Slavery Of Faith...the quietly kept story of a young woman's escape
through the jungles of Jonestown, Guyana the morning of the
massacre November 18, 1978 and her struggles to live in the
aftermath.
November 18, 2008 marks 30 years since the Jonestown, Guyana
Massacre/Suicides and the death of its founder, the Reverend Jim
Jones.
Escaping Jonestown, Guyana the morning of November 18,1978 with
nine others, Leslie Wagner-Wilson then twenty one years old,
trekked thirty seven miles through the jungle with a 40-pound care
package strapped to her back with a sheet, her son, later to be
known as the youngest survivor of Jonestown. That evening, she
would be told that Jonestown was gone along with her plan to escape
and return with her father, Richard Wagner who was a part of the
Concerned Relatives to free the rest of her family. Amongst the
carnage would be her husband, mother, brother, sister, niece,
nephew, sister in law, brother in law and the friends she had grown
up and loved since 13.
Slavery of Faith reveals the life of a thirteen year old coming
of age in the heart of People's Temple Disciples of Christ Church
where the pastor Jim Jones, exhorted his followers to consider him
divine and to call him "Father" while he touted his extra-marital
affairs from the pulpit. The world of Jim Jones was one of inverted
ideals, isolation and alienation. However, what began as a church
that appealed to peoples inner spirit to help others, was turned
into a living hell. Yet it was a place she would go, half a
continent away, to be with her 2 year old son, who'd been taken to
Jonestown by Jim Jones as he made his exodus to Guyana. It shares
the horrors of Jonestown - the labor punishment squads, suicide
drills, sleep deprivation, drugging, and humiliations.
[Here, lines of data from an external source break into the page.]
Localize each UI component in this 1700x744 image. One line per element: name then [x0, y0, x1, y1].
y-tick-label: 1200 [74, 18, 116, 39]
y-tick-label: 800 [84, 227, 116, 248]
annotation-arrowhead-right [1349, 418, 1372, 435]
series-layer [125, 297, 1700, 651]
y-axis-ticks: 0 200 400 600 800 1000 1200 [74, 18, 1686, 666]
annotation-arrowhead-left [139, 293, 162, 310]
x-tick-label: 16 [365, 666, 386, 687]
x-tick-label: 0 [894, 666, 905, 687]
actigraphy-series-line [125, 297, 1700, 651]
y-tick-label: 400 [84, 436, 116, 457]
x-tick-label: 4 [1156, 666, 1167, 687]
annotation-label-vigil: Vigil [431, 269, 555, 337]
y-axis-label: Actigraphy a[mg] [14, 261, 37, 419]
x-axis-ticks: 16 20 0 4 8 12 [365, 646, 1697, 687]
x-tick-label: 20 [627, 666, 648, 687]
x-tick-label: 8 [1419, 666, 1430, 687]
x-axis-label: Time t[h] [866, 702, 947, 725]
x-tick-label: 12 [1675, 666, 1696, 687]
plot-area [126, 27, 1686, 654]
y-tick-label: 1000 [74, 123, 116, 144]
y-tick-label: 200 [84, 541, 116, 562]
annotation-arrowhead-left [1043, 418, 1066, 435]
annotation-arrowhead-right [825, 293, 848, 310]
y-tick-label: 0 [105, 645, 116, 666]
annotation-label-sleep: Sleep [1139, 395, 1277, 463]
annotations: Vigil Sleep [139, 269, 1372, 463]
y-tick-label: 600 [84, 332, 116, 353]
It also
takes the reader through the escape that she says was revealed to
her in the spirit.
Thirty years since Jonestown, Slavery of Faith also chronicles
her return to the U.S. under a veil of secrecy in fear of the
"death squads," her fight to maintain her faith in her most darkest
hours; suffering survivors guilt, drug addiction, a family suicide,
and finally redemption. It shares her journey through psychological
and spiritual jungles to reach a place of remembrance-- to "live
their love and not their deaths." Faith has allowed her the
resiliency to as she states "tuck and roll" and discover that
through pain, tragedy and joy, her life has found divine order.